Tone (Taan) and Its Variations
The collective group of notes that expands a raga is termed a Taan. Over time, various types of taans have been identified:
- Pure Tone: A sequence where the notes follow a straight, unaltered ascent and descent (also called flat tone). Example: âSa Re Ga Ma Pa Dha Ni Sa.â
- Code Tone: A taan with a zigzag or unclear sequence, sometimes described as âKuta Taan.â
- Alloy Tone: A confluence of pure and kuttaan styles, known as Mishra Taan (e.g., âPadha ni sang ma padha dha pa ma paga ma resaâ).
- Khatke Ki Taan: Achieved by forcefully pushing the notes.
- Tone of Shock: A taan that suddenly acceleratesâoften doubling the pace and then making a quick, unexpected turnâtermed Jhatke Ki Taan.
- Speaking Tone: A variant where the sequence appears crooked or non-linear, similar to Kut Taan.
- Acharaka Tone: In which every two notes are spoken together in rapid succession.
- Sarok Tone: Where four notes are articulated together in a set sequence.
- Fighting Tone: A complex blend of horizontal rhythms, often showcasing a âbattleâ between the singer and accompanying instruments.
- Flat Tone: Rapid, continuous movement through notes without deviation.
- Gitkari Tone: Executed by quickly placing two notes in succession.
- Jaw Tone: Produced by generating sound from the inner throat with the aid of the jaw, a technique mastered only by accomplished singers.
- Halak Tone: Involves moving the tongue in and out in a controlled manner.
- Palat Tone: Involves a descending and returning motion in the taan (also known as Palta-Tan).
- Bol-Taan (Speaking Tone): A style where, in addition to the taan, lyrics are interwoven in varying rhythmic speeds (slow, medium, fast, or messenger pace).
Aalap
When a singer initiates a performance by gradually spreading out the notes of a raga, it is called Aalap or vocal expansion.
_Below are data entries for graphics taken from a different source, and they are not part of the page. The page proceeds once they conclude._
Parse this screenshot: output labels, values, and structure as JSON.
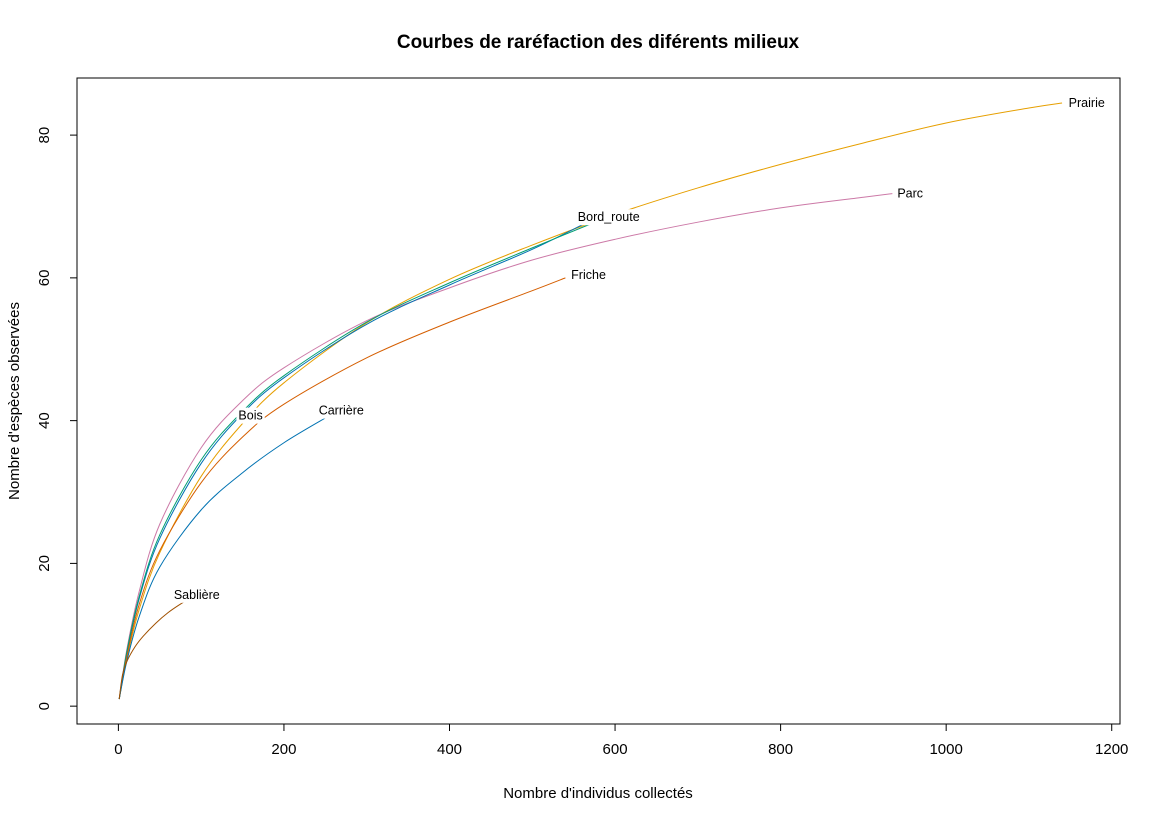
{
  "chart_data": {
    "type": "line",
    "title": "Courbes de raréfaction des diférents milieux",
    "xlabel": "Nombre d'individus collectés",
    "ylabel": "Nombre d'espèces observées",
    "xlim": [
      -50,
      1210
    ],
    "ylim": [
      -2.5,
      88
    ],
    "xticks": [
      0,
      200,
      400,
      600,
      800,
      1000,
      1200
    ],
    "yticks": [
      0,
      20,
      40,
      60,
      80
    ],
    "grid": false,
    "legend": "none",
    "series": [
      {
        "name": "Prairie",
        "color": "#e69f00",
        "label_at": [
          1148,
          84.5
        ],
        "x": [
          1,
          10,
          25,
          50,
          100,
          150,
          200,
          300,
          400,
          500,
          600,
          700,
          800,
          900,
          1000,
          1100,
          1140
        ],
        "y": [
          1,
          6.5,
          13.5,
          21.5,
          32.2,
          39.6,
          45.3,
          53.7,
          59.8,
          64.6,
          68.9,
          72.6,
          75.9,
          78.9,
          81.7,
          83.8,
          84.5
        ]
      },
      {
        "name": "Parc",
        "color": "#cc79a7",
        "label_at": [
          941,
          71.8
        ],
        "x": [
          1,
          10,
          25,
          50,
          100,
          150,
          200,
          300,
          400,
          500,
          600,
          700,
          800,
          900,
          935
        ],
        "y": [
          1,
          7.8,
          16,
          25.5,
          36.2,
          42.8,
          47.4,
          54,
          58.6,
          62.5,
          65.4,
          67.8,
          69.8,
          71.3,
          71.8
        ]
      },
      {
        "name": "Bord_route",
        "color": "#0072b2",
        "label_at": [
          555,
          68.5
        ],
        "x": [
          1,
          10,
          25,
          50,
          100,
          150,
          200,
          300,
          400,
          500,
          570
        ],
        "y": [
          1,
          7.2,
          15,
          23.5,
          34,
          41,
          46,
          53.5,
          59,
          64,
          68
        ]
      },
      {
        "name": "Bois",
        "color": "#009e73",
        "label_at": [
          145,
          40.7
        ],
        "x": [
          1,
          10,
          25,
          50,
          100,
          150,
          200,
          300,
          400,
          500,
          580
        ],
        "y": [
          1,
          7.5,
          15.3,
          24,
          34.5,
          41.3,
          46.3,
          53.8,
          59.3,
          64.2,
          68
        ]
      },
      {
        "name": "Friche",
        "color": "#d55e00",
        "label_at": [
          547,
          60.4
        ],
        "x": [
          1,
          10,
          25,
          50,
          100,
          150,
          200,
          300,
          400,
          500,
          540
        ],
        "y": [
          1,
          6.8,
          14.2,
          21.8,
          31.3,
          37.7,
          42.3,
          48.8,
          53.8,
          58.2,
          60
        ]
      },
      {
        "name": "Carrière",
        "color": "#0072b2",
        "label_at": [
          242,
          41.4
        ],
        "x": [
          1,
          10,
          25,
          50,
          100,
          150,
          200,
          255
        ],
        "y": [
          1,
          6.2,
          12.5,
          19.5,
          27.5,
          32.7,
          36.9,
          40.7
        ]
      },
      {
        "name": "Sablière",
        "color": "#a05000",
        "label_at": [
          67,
          15.6
        ],
        "x": [
          1,
          5,
          10,
          20,
          30,
          45,
          60,
          75,
          85
        ],
        "y": [
          1,
          4.4,
          6.2,
          8.3,
          9.8,
          11.6,
          13.1,
          14.3,
          15
        ]
      }
    ]
  }
}
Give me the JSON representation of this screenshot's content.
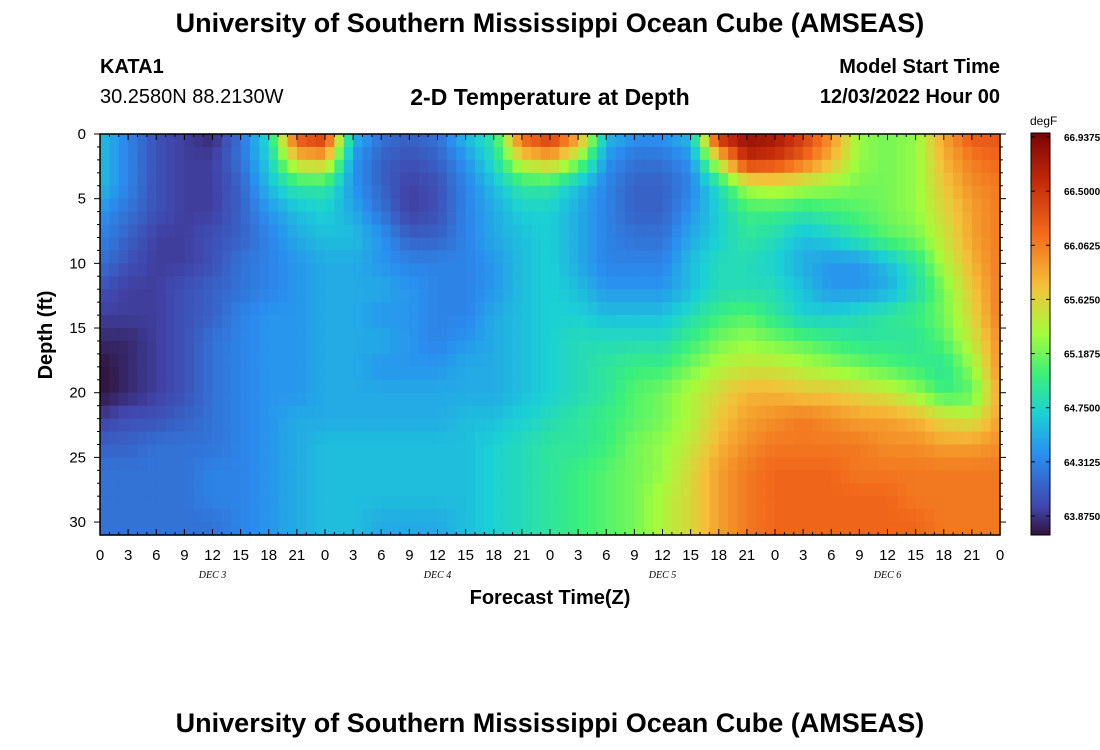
{
  "header": {
    "title": "University of Southern Mississippi Ocean Cube (AMSEAS)",
    "station": "KATA1",
    "coords": "30.2580N  88.2130W",
    "subtitle": "2-D Temperature at Depth",
    "model_start_label": "Model Start Time",
    "model_start_value": "12/03/2022 Hour 00"
  },
  "footer": {
    "title": "University of Southern Mississippi Ocean Cube (AMSEAS)"
  },
  "colors": {
    "background": "#ffffff",
    "axis": "#000000"
  },
  "chart_data": {
    "type": "heatmap",
    "xlabel": "Forecast Time(Z)",
    "ylabel": "Depth (ft)",
    "x_unit": "forecast hour",
    "xlim": [
      0,
      96
    ],
    "ylim": [
      31,
      0
    ],
    "x_tick_labels": [
      "0",
      "3",
      "6",
      "9",
      "12",
      "15",
      "18",
      "21",
      "0",
      "3",
      "6",
      "9",
      "12",
      "15",
      "18",
      "21",
      "0",
      "3",
      "6",
      "9",
      "12",
      "15",
      "18",
      "21",
      "0",
      "3",
      "6",
      "9",
      "12",
      "15",
      "18",
      "21",
      "0"
    ],
    "y_ticks": [
      0,
      5,
      10,
      15,
      20,
      25,
      30
    ],
    "day_labels": [
      "DEC 3",
      "DEC 4",
      "DEC 5",
      "DEC 6"
    ],
    "colorbar": {
      "unit": "degF",
      "ticks": [
        "66.9375",
        "66.5000",
        "66.0625",
        "65.6250",
        "65.1875",
        "64.7500",
        "64.3125",
        "63.8750"
      ],
      "min": 63.7,
      "max": 67.0
    },
    "depths": [
      0,
      2,
      4,
      6,
      8,
      10,
      12,
      14,
      16,
      18,
      20,
      22,
      24,
      26,
      28,
      30
    ],
    "hours": [
      0,
      3,
      6,
      9,
      12,
      15,
      18,
      21,
      24,
      27,
      30,
      33,
      36,
      39,
      42,
      45,
      48,
      51,
      54,
      57,
      60,
      63,
      66,
      69,
      72,
      75,
      78,
      81,
      84,
      87,
      90,
      93,
      96
    ],
    "values": [
      [
        64.6,
        64.3,
        64.0,
        63.9,
        63.8,
        64.2,
        64.8,
        66.4,
        66.6,
        64.6,
        64.2,
        64.1,
        64.2,
        64.6,
        64.9,
        66.3,
        66.6,
        66.0,
        64.6,
        64.4,
        64.4,
        64.6,
        66.7,
        66.9,
        66.8,
        66.5,
        66.0,
        65.3,
        65.2,
        65.3,
        65.9,
        66.3,
        66.3
      ],
      [
        64.6,
        64.3,
        64.0,
        63.9,
        63.9,
        64.2,
        64.7,
        65.7,
        65.8,
        64.4,
        64.1,
        64.0,
        64.1,
        64.4,
        64.8,
        65.6,
        65.8,
        65.3,
        64.4,
        64.2,
        64.2,
        64.4,
        65.6,
        66.6,
        66.5,
        66.2,
        65.8,
        65.3,
        65.2,
        65.3,
        65.8,
        66.1,
        66.2
      ],
      [
        64.6,
        64.3,
        64.0,
        63.9,
        63.9,
        64.1,
        64.6,
        64.9,
        64.9,
        64.4,
        64.1,
        63.9,
        64.0,
        64.3,
        64.6,
        64.9,
        64.9,
        64.6,
        64.3,
        64.1,
        64.1,
        64.3,
        64.8,
        65.4,
        65.5,
        65.4,
        65.3,
        65.2,
        65.2,
        65.3,
        65.7,
        66.0,
        66.1
      ],
      [
        64.4,
        64.2,
        64.0,
        63.9,
        63.9,
        64.1,
        64.4,
        64.6,
        64.7,
        64.5,
        64.2,
        63.9,
        64.0,
        64.3,
        64.5,
        64.7,
        64.7,
        64.5,
        64.3,
        64.1,
        64.1,
        64.4,
        64.7,
        65.0,
        65.0,
        64.9,
        65.0,
        65.1,
        65.2,
        65.3,
        65.6,
        65.9,
        66.1
      ],
      [
        64.3,
        64.1,
        63.9,
        63.9,
        64.0,
        64.1,
        64.3,
        64.5,
        64.6,
        64.6,
        64.4,
        64.1,
        64.1,
        64.3,
        64.5,
        64.6,
        64.7,
        64.5,
        64.3,
        64.2,
        64.2,
        64.5,
        64.7,
        64.9,
        64.8,
        64.6,
        64.7,
        64.9,
        65.1,
        65.2,
        65.5,
        65.9,
        66.1
      ],
      [
        64.2,
        64.0,
        63.9,
        63.9,
        64.0,
        64.2,
        64.3,
        64.4,
        64.5,
        64.5,
        64.4,
        64.3,
        64.3,
        64.3,
        64.4,
        64.6,
        64.7,
        64.5,
        64.3,
        64.3,
        64.3,
        64.6,
        64.8,
        64.8,
        64.7,
        64.5,
        64.4,
        64.4,
        64.6,
        64.9,
        65.4,
        65.8,
        66.1
      ],
      [
        64.0,
        63.9,
        63.9,
        64.0,
        64.1,
        64.2,
        64.3,
        64.4,
        64.5,
        64.5,
        64.5,
        64.4,
        64.3,
        64.3,
        64.4,
        64.6,
        64.7,
        64.6,
        64.4,
        64.4,
        64.4,
        64.6,
        64.8,
        64.8,
        64.8,
        64.6,
        64.4,
        64.4,
        64.5,
        64.8,
        65.2,
        65.7,
        66.1
      ],
      [
        63.9,
        63.9,
        63.9,
        64.0,
        64.1,
        64.3,
        64.4,
        64.4,
        64.5,
        64.5,
        64.4,
        64.4,
        64.3,
        64.3,
        64.5,
        64.6,
        64.7,
        64.7,
        64.6,
        64.6,
        64.6,
        64.8,
        65.0,
        65.1,
        64.9,
        64.7,
        64.7,
        64.8,
        64.9,
        65.0,
        65.2,
        65.6,
        66.1
      ],
      [
        63.8,
        63.8,
        63.9,
        64.0,
        64.2,
        64.3,
        64.4,
        64.4,
        64.5,
        64.5,
        64.5,
        64.4,
        64.3,
        64.4,
        64.5,
        64.6,
        64.7,
        64.8,
        64.8,
        64.8,
        64.8,
        65.0,
        65.2,
        65.3,
        65.2,
        65.1,
        65.0,
        64.9,
        64.9,
        64.9,
        65.1,
        65.5,
        66.0
      ],
      [
        63.7,
        63.8,
        63.9,
        64.0,
        64.2,
        64.3,
        64.4,
        64.4,
        64.5,
        64.5,
        64.4,
        64.4,
        64.4,
        64.5,
        64.5,
        64.6,
        64.7,
        64.8,
        64.9,
        65.0,
        65.0,
        65.2,
        65.4,
        65.5,
        65.5,
        65.4,
        65.3,
        65.2,
        65.1,
        65.0,
        64.9,
        65.3,
        66.0
      ],
      [
        63.7,
        63.8,
        63.9,
        64.0,
        64.2,
        64.3,
        64.4,
        64.4,
        64.5,
        64.5,
        64.5,
        64.5,
        64.5,
        64.5,
        64.5,
        64.6,
        64.7,
        64.8,
        64.9,
        65.1,
        65.2,
        65.4,
        65.6,
        65.8,
        65.8,
        65.7,
        65.7,
        65.6,
        65.5,
        65.3,
        65.0,
        65.1,
        65.9
      ],
      [
        63.9,
        64.0,
        64.0,
        64.1,
        64.2,
        64.3,
        64.4,
        64.5,
        64.5,
        64.5,
        64.5,
        64.5,
        64.5,
        64.6,
        64.6,
        64.7,
        64.8,
        64.9,
        65.0,
        65.1,
        65.2,
        65.4,
        65.7,
        65.9,
        66.0,
        66.1,
        66.0,
        65.9,
        65.9,
        65.8,
        65.6,
        65.5,
        65.9
      ],
      [
        64.1,
        64.1,
        64.2,
        64.2,
        64.2,
        64.3,
        64.4,
        64.5,
        64.6,
        64.6,
        64.6,
        64.6,
        64.6,
        64.6,
        64.7,
        64.8,
        64.9,
        64.9,
        65.0,
        65.2,
        65.3,
        65.5,
        65.8,
        66.0,
        66.1,
        66.1,
        66.1,
        66.1,
        66.0,
        66.0,
        65.9,
        65.9,
        66.0
      ],
      [
        64.2,
        64.2,
        64.2,
        64.2,
        64.3,
        64.3,
        64.4,
        64.5,
        64.6,
        64.6,
        64.6,
        64.6,
        64.6,
        64.6,
        64.7,
        64.8,
        64.9,
        65.0,
        65.1,
        65.2,
        65.3,
        65.6,
        65.9,
        66.1,
        66.2,
        66.2,
        66.2,
        66.1,
        66.1,
        66.1,
        66.1,
        66.1,
        66.1
      ],
      [
        64.2,
        64.2,
        64.2,
        64.2,
        64.3,
        64.3,
        64.4,
        64.5,
        64.6,
        64.6,
        64.6,
        64.6,
        64.6,
        64.6,
        64.7,
        64.8,
        64.9,
        65.0,
        65.1,
        65.2,
        65.4,
        65.6,
        65.9,
        66.1,
        66.2,
        66.2,
        66.2,
        66.2,
        66.2,
        66.1,
        66.1,
        66.1,
        66.1
      ],
      [
        64.2,
        64.2,
        64.2,
        64.2,
        64.2,
        64.3,
        64.4,
        64.5,
        64.6,
        64.6,
        64.5,
        64.5,
        64.5,
        64.6,
        64.7,
        64.8,
        64.9,
        65.0,
        65.1,
        65.2,
        65.4,
        65.6,
        65.9,
        66.1,
        66.2,
        66.2,
        66.2,
        66.2,
        66.2,
        66.2,
        66.1,
        66.1,
        66.1
      ]
    ]
  }
}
For example, the alaap of Bilawal might begin with elongated sounds such as â-ayenâ before unfolding the full raga.
Edge (Badhaat)
The term Edge (or Badhaat) describes the process where a singer modifies the rhythm by extending certain note groupsâtransitioning from smaller clusters to larger phrases. This is often achieved by incorporating techniques like Bol-Taan and Gamak to gradually build intensity.
Conclusion đ”
These ancient definitions and techniques form the bedrock of Indian classical vocal art. From the foundational Swasthana to the nuanced variations of tone and the expansive Aalap, each element contributes to a rich tapestry of musical expression that continues to inspire and educate.